L’escalade des violences perpétrées par des groupes armés terroristes a entraîné le déplacement de près de 230 000 individus au Burkina Faso depuis l’ouverture de l’année. Les organisations humanitaires tirent la sonnette d’alarme, soulignant que l’instabilité sécuritaire continue de frapper de plein fouet les familles, et plus particulièrement les enfants, au sein de cette nation du Sahel central.

Une explosion du nombre de déplacés internes

D’après les données fournies par le Groupe de coordination opérationnelle de la réponse rapide (GCORR), environ 37 000 foyers ont dû abandonner leur domicile à la suite de 48 alertes de déplacement. Ce chiffre marque une progression fulgurante de 92 % par rapport à la période équivalente en 2024. Pour le seul mois de mai, les autorités ont recensé 12 alertes majeures ayant impacté près de 41 000 personnes à travers le territoire.

La région de la Boucle du Mouhoun s’impose comme la zone la plus sinistrée. Elle concentre à elle seule 45 % des nouveaux déplacés internes, soit plus de 106 000 personnes, dont 65 000 enfants. Des localités comme Dédougou, Di et Tougan sont particulièrement éprouvées par cet afflux massif de populations en détresse.

Des besoins humanitaires critiques dans plusieurs secteurs

Le climat sécuritaire au Burkina Faso demeure préoccupant, avec des offensives persistantes dans les régions du Sahel, du Nord, du Centre-Nord, de l’Est, du Centre-Est et de la Boucle du Mouhoun. Ces assauts visent indistinctement les populations civiles, les Volontaires pour la défense de la patrie (VDP) et les Forces de défense et de sécurité.

Selon l’UNICEF, cette spirale de violence engendre des nécessités humanitaires colossales. Les priorités absolues se cristallisent autour de l’accès à l’eau potable, à l’assainissement, à la sécurité alimentaire, au logement d’urgence ainsi qu’à la protection et à l’éducation des plus vulnérables. Malgré les interventions des acteurs de terrain, le déficit de ressources laisse subsister des manques importants.

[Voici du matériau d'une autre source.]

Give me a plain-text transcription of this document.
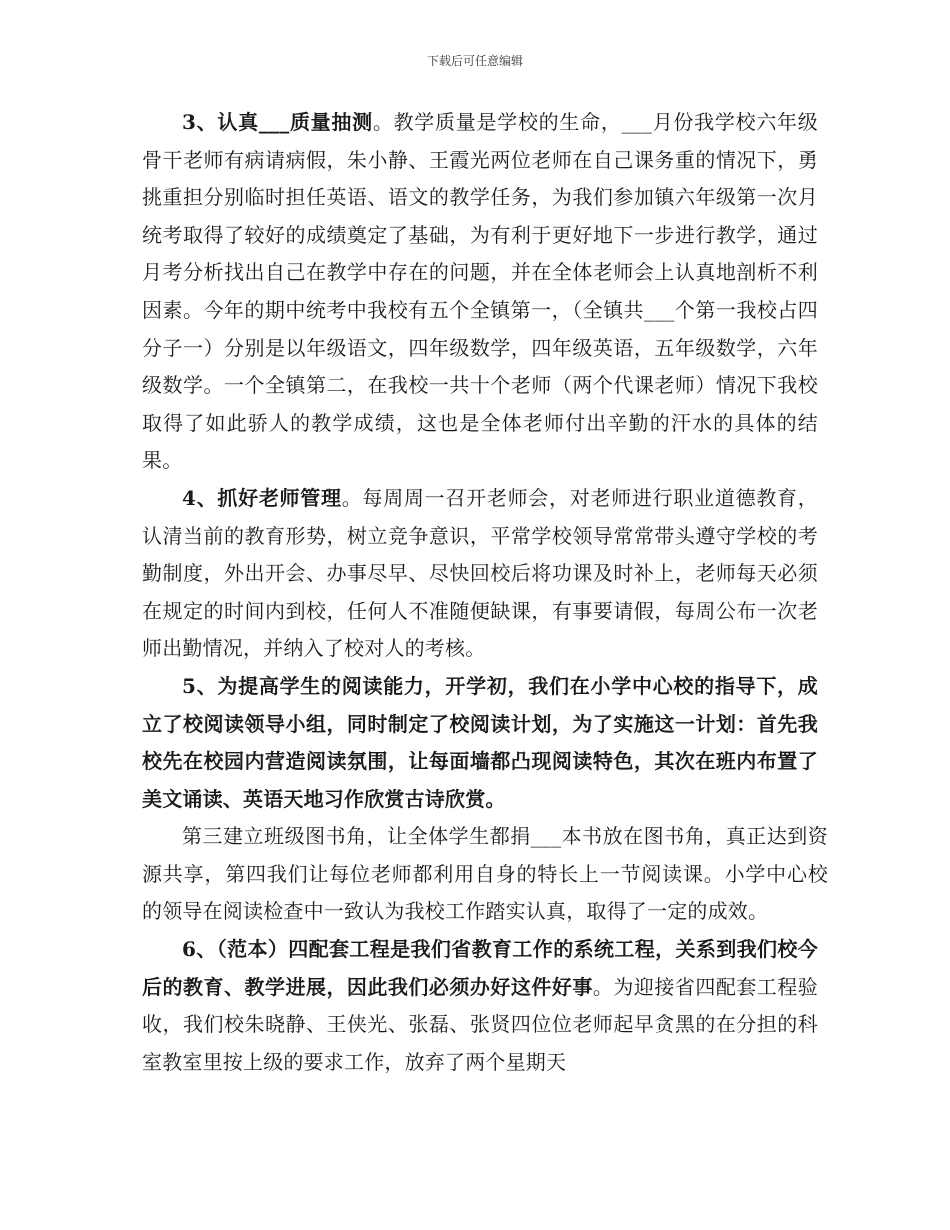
下载后可任意编辑

3、认真___质量抽测。教学质量是学校的生命，___月份我学校六年级骨干老师有病请病假，朱小静、王霞光两位老师在自己课务重的情况下，勇挑重担分别临时担任英语、语文的教学任务，为我们参加镇六年级第一次月统考取得了较好的成绩奠定了基础，为有利于更好地下一步进行教学，通过月考分析找出自己在教学中存在的问题，并在全体老师会上认真地剖析不利因素。今年的期中统考中我校有五个全镇第一，（全镇共___个第一我校占四分子一）分别是以年级语文，四年级数学，四年级英语，五年级数学，六年级数学。一个全镇第二，在我校一共十个老师（两个代课老师）情况下我校取得了如此骄人的教学成绩，这也是全体老师付出辛勤的汗水的具体的结果。

4、抓好老师管理。每周周一召开老师会，对老师进行职业道德教育，认清当前的教育形势，树立竞争意识，平常学校领导常常带头遵守学校的考勤制度，外出开会、办事尽早、尽快回校后将功课及时补上，老师每天必须在规定的时间内到校，任何人不准随便缺课，有事要请假，每周公布一次老师出勤情况，并纳入了校对人的考核。

5、为提高学生的阅读能力，开学初，我们在小学中心校的指导下，成立了校阅读领导小组，同时制定了校阅读计划，为了实施这一计划：首先我校先在校园内营造阅读氛围，让每面墙都凸现阅读特色，其次在班内布置了美文诵读、英语天地习作欣赏古诗欣赏。

第三建立班级图书角，让全体学生都捐___本书放在图书角，真正达到资源共享，第四我们让每位老师都利用自身的特长上一节阅读课。小学中心校的领导在阅读检查中一致认为我校工作踏实认真，取得了一定的成效。

6、（范本）四配套工程是我们省教育工作的系统工程，关系到我们校今后的教育、教学进展，因此我们必须办好这件好事。为迎接省四配套工程验收，我们校朱晓静、王侠光、张磊、张贤四位位老师起早贪黑的在分担的科室教室里按上级的要求工作，放弃了两个星期天
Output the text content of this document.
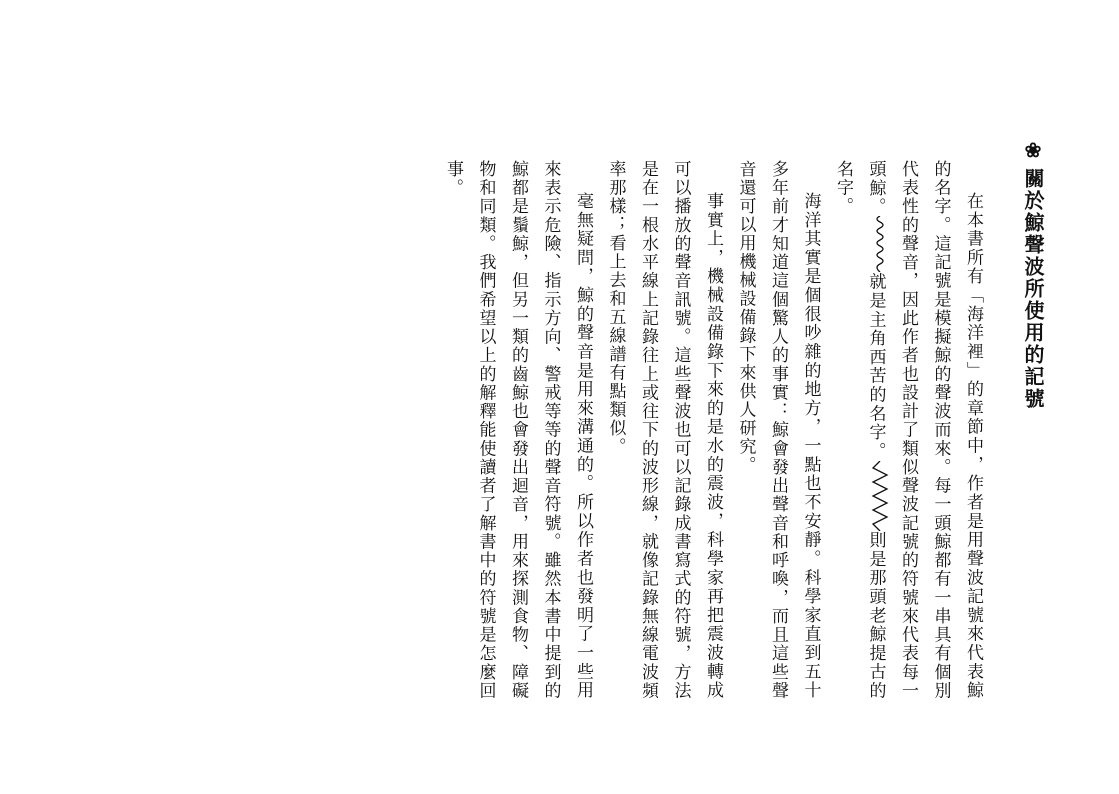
❀關於鯨聲波所使用的記號

在本書所有「海洋裡」的章節中，作者是用聲波記號來代表鯨的名字。這記號是模擬鯨的聲波而來。每一頭鯨都有一串具有個別代表性的聲音，因此作者也設計了類似聲波記號的符號來代表每一頭鯨。就是主角西苦的名字。則是那頭老鯨提古的名字。

海洋其實是個很吵雜的地方，一點也不安靜。科學家直到五十多年前才知道這個驚人的事實：鯨會發出聲音和呼喚，而且這些聲音還可以用機械設備錄下來供人研究。

事實上，機械設備錄下來的是水的震波，科學家再把震波轉成可以播放的聲音訊號。這些聲波也可以記錄成書寫式的符號，方法是在一根水平線上記錄往上或往下的波形線，就像記錄無線電波頻率那樣；看上去和五線譜有點類似。

毫無疑問，鯨的聲音是用來溝通的。所以作者也發明了一些用來表示危險、指示方向、警戒等等的聲音符號。雖然本書中提到的鯨都是鬚鯨，但另一類的齒鯨也會發出迴音，用來探測食物、障礙物和同類。我們希望以上的解釋能使讀者了解書中的符號是怎麼回事。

L’urgence nutritionnelle : les enfants en première ligne

La crise sécuritaire se double d’une catastrophe nutritionnelle. En avril, plus de 10 000 enfants ont été pris en charge pour malnutrition aiguë sévère sur l’ensemble du pays, la majorité provenant des zones de conflit. Entre janvier et avril, les admissions pour traitement ont dépassé les 36 000 cas, dont plus de 20 000 localisés dans les secteurs les plus instables.

À la fin du mois de mai, le bilan global faisait état de 179 000 personnes traitées pour malnutrition aiguë, incluant 25 000 enfants. Parmi eux, plus de 8 000 souffraient d’une forme sévère de la maladie. La dégradation des conditions de sécurité entrave l’acheminement de l’aide, détruit les infrastructures de santé et d’éducation, et accroît les risques pour les civils dans les régions de l’Est et du Sahel.

Le cas dramatique de Djibo

La ville de Djibo, située dans la province du Soum au nord du pays, illustre tragiquement cette crise. Environ 48 000 habitants, mêlant populations locales et déplacés, vivent sous un blocus total depuis décembre 2024. L’approvisionnement y est quasi inexistant.

L’UNICEF tente de maintenir des programmes essentiels à Djibo via des partenaires locaux, couvrant la santé, la nutrition et la protection de l’enfance. Cependant, les travailleurs humanitaires opèrent dans des conditions extrêmes, menacés par les enlèvements et les engins explosifs improvisés. La pénurie de financements et les obstacles logistiques limitent drastiquement les capacités de réponse face à l’ampleur des besoins.